Accueil > Chroniques citoyennes (6) : Le fax est un assassin
Il y a des exotismes dont nous nous passerions et lorsque le mot délocalisation entre dans le champ de notre compréhension, nous entrevoyons une myriade de Chinois trimant en lieu et place de nos ouvriers ou une palanquée de Roumains, Polonais qui assemblent des biens que nous consommerons plus tard. Bref, il y de l‘exotisme et un soupçon d’amertume quand on aborde ce sujet épineux.
En la matière, nous avions du reste, connu bien des modalités toutes aussi traumatisantes les unes que les autres : les entreprises déménagées de nuit, les patrons réfugiés dans des pays sans extradition, les produits détournés de leur destination finale. Nous en avions vu et entendu mais là, j’avoue : l’assassinat par fax est une première ! Nul besoin d’aller loin et tout le monde sait déjà que mon indignation du jour sera pour l’attitude des patrons de l’entreprise agroalimentaire de Lacourt-Saint-Pierre.

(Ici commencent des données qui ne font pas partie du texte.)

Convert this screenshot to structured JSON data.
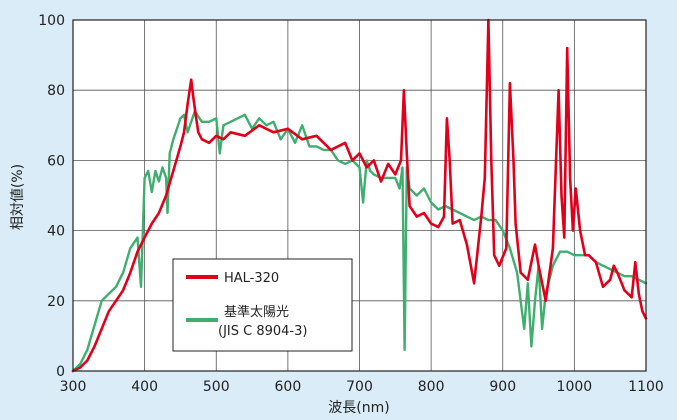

En effet, après 100 ans de bons et loyaux services ce sont 8 femmes et 1 homme, derniers employés d’une longue implantation locale, qui ont appris l’arrêt de la production et la fermeture de leur usine… Et cela, par un fax laconique et bourré de fautes daté du 8 mars ! Une telle grossièreté, un tel mépris pour les personnes et pour l’outil de travail a ému l’ensemble des politiques, des élus, des salariés et habitants (cf. le Petit Journal).
Il faut dire que le groupe espagnol Borges (N°1 mondial de l’huile d’olives) n’en est pas à cela prêt et les 630 millions de son chiffre d’affaires dans 105 pays place ses dirigeants sur un tel piédestal que l’unité de Lacourt n’est qu’une goutte d’eau dans leur empire. L’ancien dirigeant au nom célèbre sur les emballages d’olives n’a pas non plus fait d’efforts pour venir s’expliquer devant les anciens salariés qu’il avait vendu comme de vulgaires marchandises, comme au bon vieux temps de l’esclavage. Mais je m’égare !
Pour services rendus, parfois après 17 ans de « boite », les employés effondrés devraient accepter que les 16 lignes de la missive télécopiée soient leur dernier salaire, avec les compliments de la direction en sus. Presqu’une ligne par année de travail… Il y a des assassinats qui ne coûtent qu’à ceux qui en sont les victimes…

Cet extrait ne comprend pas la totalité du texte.